Stress and aging

Because the immune system’s defence mechanisms become impaired as we grow older, our ability to resist infection progressively declines. So does our ability to respond effectively to other causes of inflammation that have been implicated in age related atherosclerosis, osteoporosis, arthritis, Type 2 diabetes, cancers and dementia.

Chronic stress is widely believed to accelerate biologic aging and support comes from studies confirming its adverse effects on immune system function, as well as how we respond to hidden inflammation. Stress significantly reduces the immune response to influenza and pneumococcal vaccine in the elderly, and to hepatitis B vaccine in younger individuals.

The stress of care giving for a spouse or loved one with dementia has also been shown to delay wound healing and shorten life that may be related to effects on inflammation.

Interleukin-6 (IL-6) is an important indicator of subclinical inflammation thought to contribute to degenerative diseases. When such caregivers were followed for six years, it was found that their average IL-6 levels increased four times more than controls matched for age, sex, health and socioeconomic status. Furthermore, this increased difference in IL-6 persisted for years after care giving activities ceased which could speed up the aging process and explain higher death rates.

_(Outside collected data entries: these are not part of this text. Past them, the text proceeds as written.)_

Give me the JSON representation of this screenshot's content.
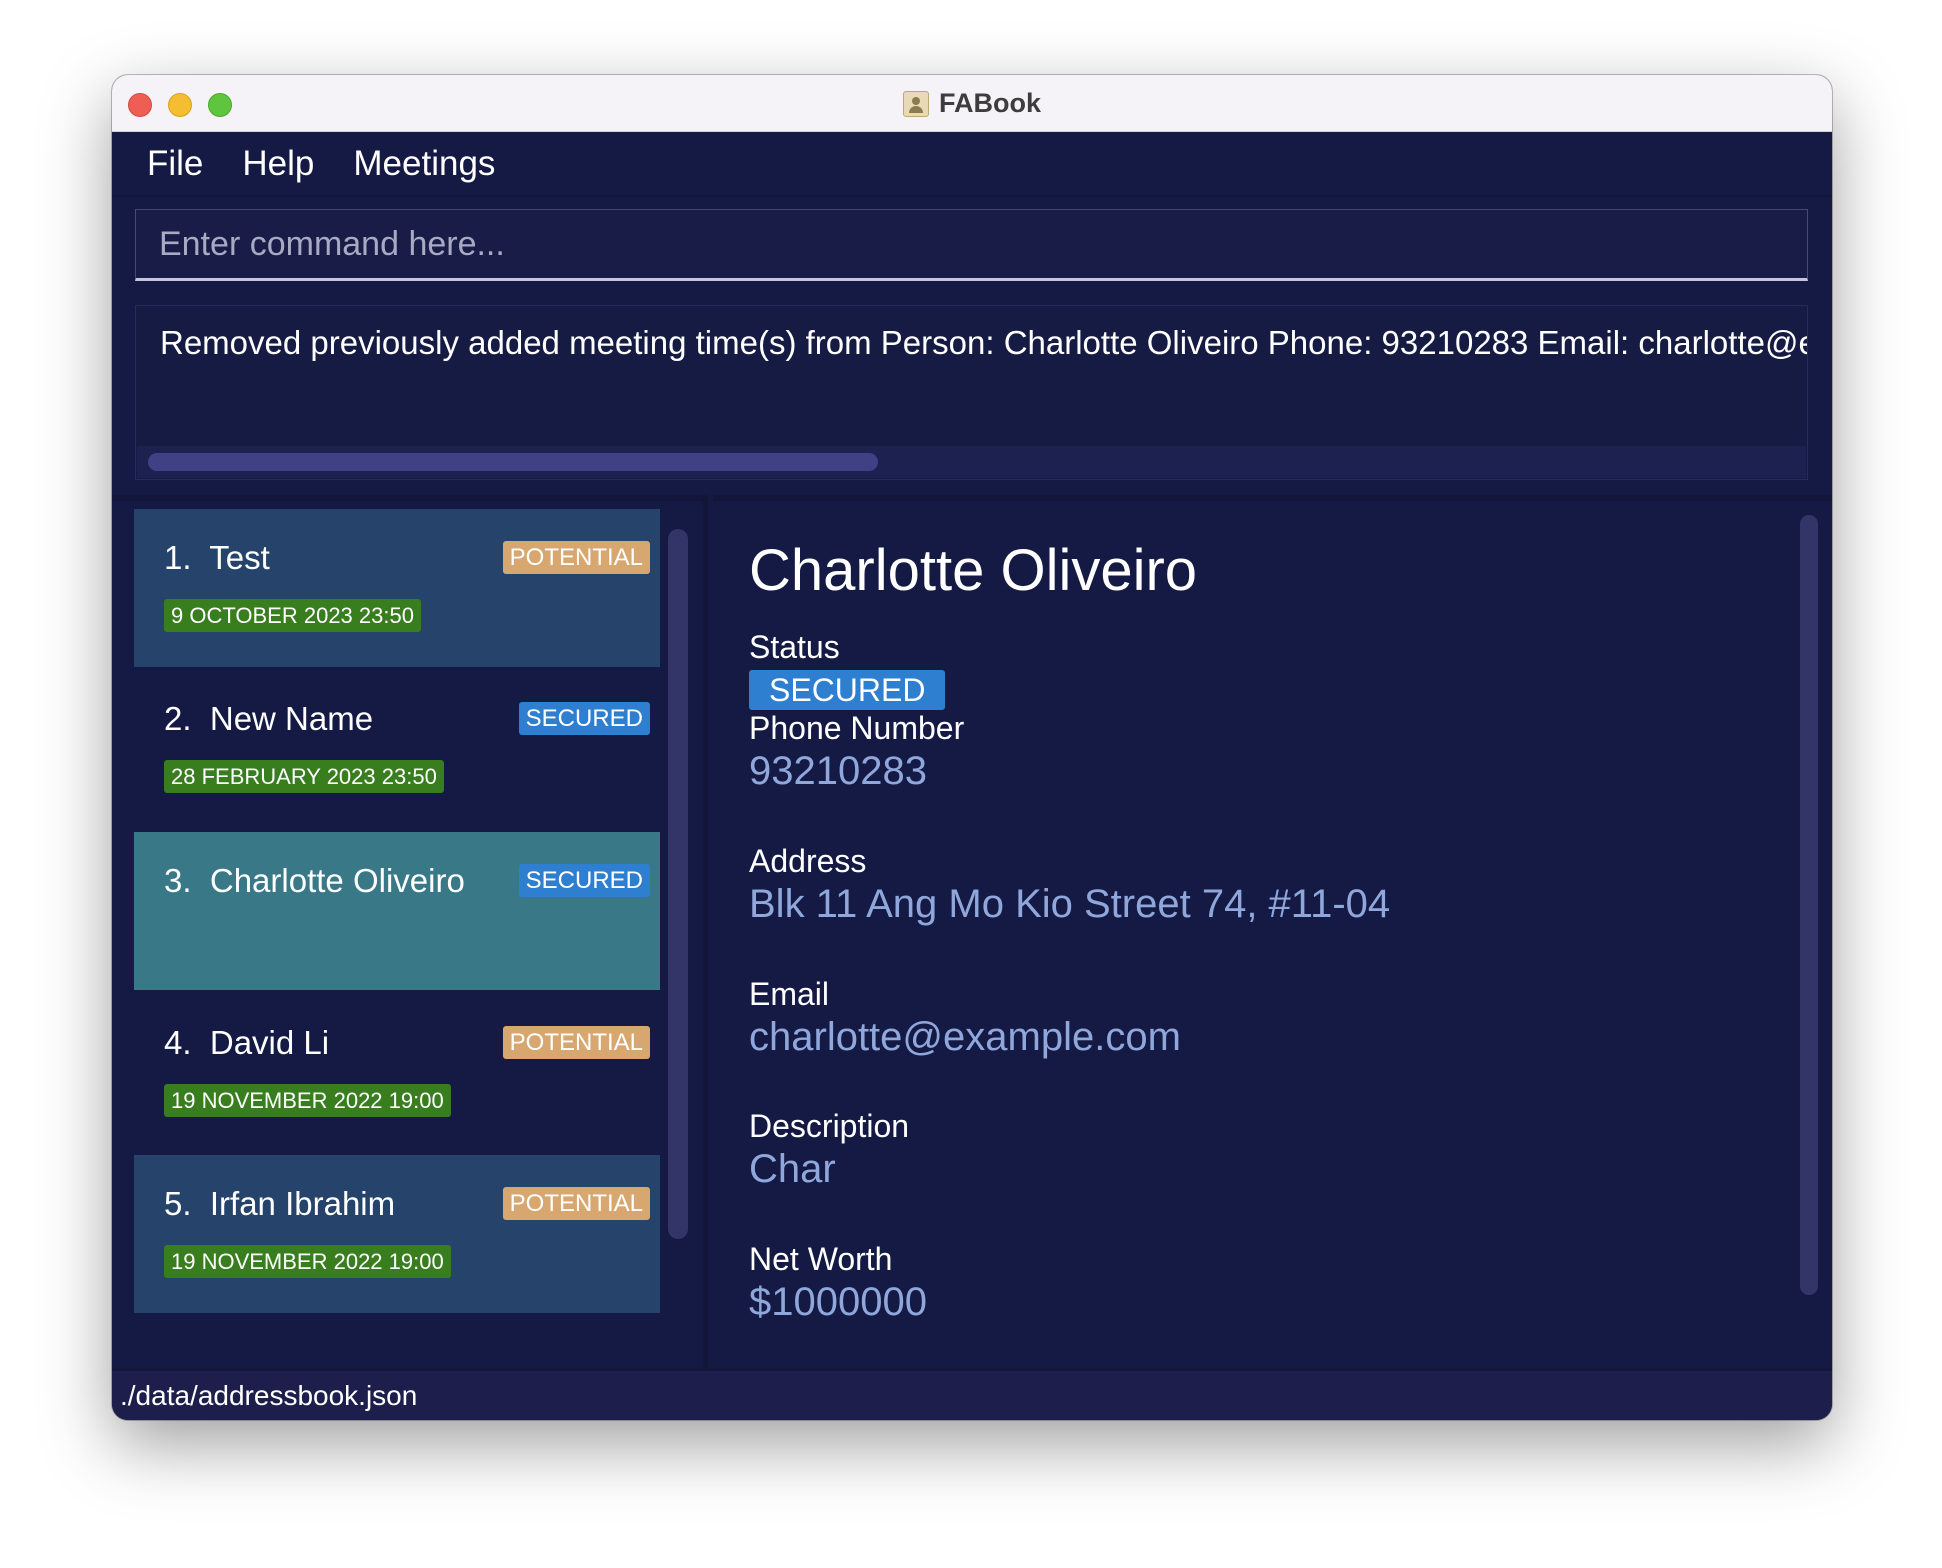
{
  "window": {
    "title": "FABook"
  },
  "menu": {
    "items": [
      "File",
      "Help",
      "Meetings"
    ]
  },
  "command": {
    "placeholder": "Enter command here...",
    "value": ""
  },
  "result": {
    "text": "Removed previously added meeting time(s) from Person: Charlotte Oliveiro Phone: 93210283 Email: charlotte@ex"
  },
  "list": {
    "cards": [
      {
        "index": "1.",
        "name": "Test",
        "status": "POTENTIAL",
        "meeting": "9 OCTOBER 2023 23:50"
      },
      {
        "index": "2.",
        "name": "New Name",
        "status": "SECURED",
        "meeting": "28 FEBRUARY 2023 23:50"
      },
      {
        "index": "3.",
        "name": "Charlotte Oliveiro",
        "status": "SECURED",
        "meeting": ""
      },
      {
        "index": "4.",
        "name": "David Li",
        "status": "POTENTIAL",
        "meeting": "19 NOVEMBER 2022 19:00"
      },
      {
        "index": "5.",
        "name": "Irfan Ibrahim",
        "status": "POTENTIAL",
        "meeting": "19 NOVEMBER 2022 19:00"
      }
    ],
    "selected_index": 2
  },
  "detail": {
    "name": "Charlotte Oliveiro",
    "status_label": "Status",
    "status": "SECURED",
    "phone_label": "Phone Number",
    "phone": "93210283",
    "address_label": "Address",
    "address": "Blk 11 Ang Mo Kio Street 74, #11-04",
    "email_label": "Email",
    "email": "charlotte@example.com",
    "description_label": "Description",
    "description": "Char",
    "networth_label": "Net Worth",
    "networth": "$1000000"
  },
  "statusbar": {
    "path": "./data/addressbook.json"
  },
  "colors": {
    "background": "#151a45",
    "card_alt": "#26446b",
    "card_selected": "#397887",
    "potential": "#d8a76f",
    "secured": "#2f7fd1",
    "meeting": "#387e1e",
    "detail_value": "#8fa7da"
  }
}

In one study, senior citizens who felt stressed out from taking care of their disabled spouses were 63 percent more likely to die within 4 years than caregivers without this complaint. In another study that focused on telomere research, spouses and children who provided such constant care shortened their lives by as much as four to eight years!

Telomeres are areas of genetic material on the ends of a cell’s chromosomes that provide protection. As a cell divides, telomeres shorten and some of these genetic instructions are lost. An enzyme called telomerase normally prevents this, but as we grow older, our ability to make telomerase decreases, and the protective telomeres become shorter.

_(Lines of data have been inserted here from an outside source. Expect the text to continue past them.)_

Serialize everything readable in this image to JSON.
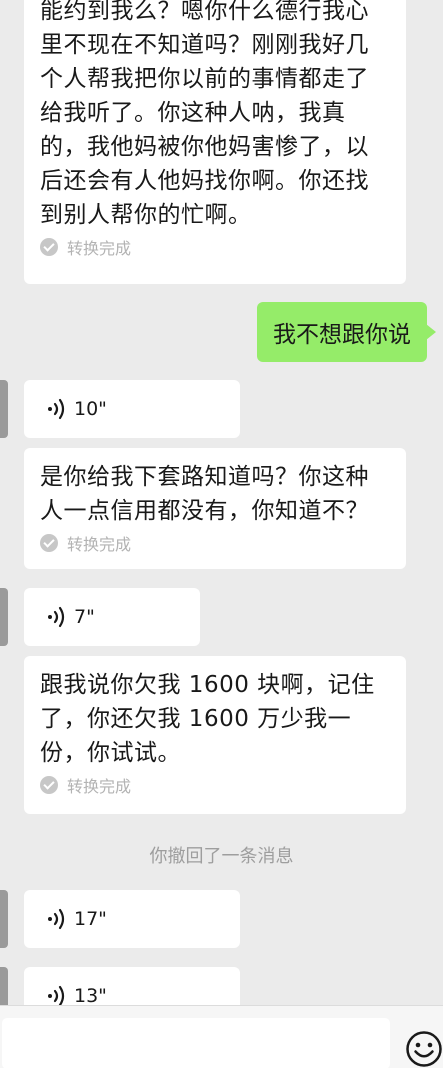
{
  "messages": {
    "m1": {
      "text": "能约到我么？嗯你什么德行我心里不现在不知道吗？刚刚我好几个人帮我把你以前的事情都走了给我听了。你这种人呐，我真的，我他妈被你他妈害惨了，以后还会有人他妈找你啊。你还找到别人帮你的忙啊。",
      "status": "转换完成"
    },
    "sent": {
      "text": "我不想跟你说"
    },
    "v1": {
      "duration": "10\""
    },
    "m2": {
      "text": "是你给我下套路知道吗？你这种人一点信用都没有，你知道不？",
      "status": "转换完成"
    },
    "v2": {
      "duration": "7\""
    },
    "m3": {
      "text": "跟我说你欠我 1600 块啊，记住了，你还欠我 1600 万少我一份，你试试。",
      "status": "转换完成"
    },
    "recall": {
      "text": "你撤回了一条消息"
    },
    "v3": {
      "duration": "17\""
    },
    "v4": {
      "duration": "13\""
    }
  },
  "icons": {
    "voice": "voice-wave-icon",
    "check": "check-icon",
    "emoji": "smiley-icon"
  },
  "colors": {
    "background": "#ebebeb",
    "sent_bubble": "#95ec69",
    "received_bubble": "#ffffff"
  }
}
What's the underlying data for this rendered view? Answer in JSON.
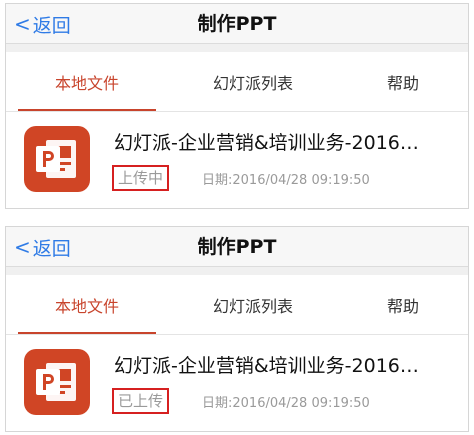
{
  "screens": [
    {
      "back_label": "返回",
      "title": "制作PPT",
      "tabs": {
        "local": "本地文件",
        "list": "幻灯派列表",
        "help": "帮助"
      },
      "file": {
        "name": "幻灯派-企业营销&培训业务-2016…",
        "status": "上传中",
        "date": "日期:2016/04/28 09:19:50"
      }
    },
    {
      "back_label": "返回",
      "title": "制作PPT",
      "tabs": {
        "local": "本地文件",
        "list": "幻灯派列表",
        "help": "帮助"
      },
      "file": {
        "name": "幻灯派-企业营销&培训业务-2016…",
        "status": "已上传",
        "date": "日期:2016/04/28 09:19:50"
      }
    }
  ],
  "icons": {
    "back": "chevron-left-icon",
    "file": "powerpoint-file-icon"
  },
  "colors": {
    "accent": "#c8442c",
    "link": "#2f7be6",
    "icon_bg": "#d04525",
    "highlight_box": "#d62020"
  }
}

Thus, telomere length is a basic indicator of cellular aging and telomerase activity is a measure of cellular capacity for ongoing replication. Both of these were shown to be significantly reduced in these Alzheimer caregivers compared to controls. Caregivers also had double the rate of severe depression and prior research has shown that this can increase risk of death by as much as four times when compared with non-depressed controls.

Some of the early warning signs of caregiver stress are:

  • feeling overwhelmed, lonely, guilty, sad or constantly worried
  • feeling fatigued most of the time
  • becoming easily irritated or angered
  • lack of interest in activities you previously enjoyed
  • significant change in weight or sleep habits
  • frequent headaches, neck or low back pain
  • abuse of alcohol or drugs
Some tips on how to reduce caregiver stress include:
  • Identify what you can and cannot change. You may not be able to alter the way somebody else behaves but you can change the way that you react to it.
  • Make a list of your top priorities and establish a daily routine.
  • Set realistic goals by breaking large tasks into smaller ones that you can do individually when you have time.
  • Don’t hesitate to ask for and to accept assistance and make a list of things that others could help with. Let them choose what is best for them, such as assisting with meals, shopping for groceries, relieving you for a few hours, or taking the patient for a walk once or twice a week.
  • Try to lighten your load by learning about care giving resources such as meal delivery, home health care services (nursing, physical therapy), non medical assistance (housekeeping, cooking, companionship) or home modification changes that make it easier for patients to bathe, use the toilet or move around.
  • If you need financial help taking care of a relative, don’t be afraid to ask family members to contribute their fair share.
  • Stay in touch with family and friends but say “no” to requests that you no longer can easily handle, such as hosting holiday meals.
  • Social support is a powerful stress buster, and in addition to family and friends, there may be a support group for caregivers in your situation. Joining may allow you to make new friends and also pick up useful tips from others who have had similar problems.
  • Try to find time to be physically active as much as possible, get enough sleep and eat properly.
  • Make time each week to do something that you enjoy and can look forward to, such as shopping or seeing a movie.
  • If your loved one is not bedridden and does not have dementia, there are emergency response systems (button on a necklace, bracelet or belt that they wear) that can alert medical personnel and you. You can use an intercom system to hear someone in another room, or a Webcam video camera that can see them.
  • Don’t automatically assume that any new symptoms or an increase in previous ones are automatically due to stress and always consult a physician in such instances. People who take an active, problem-solving approach to any care giving issue are much less likely to feel stressed than those who react by worrying or feeling helpless.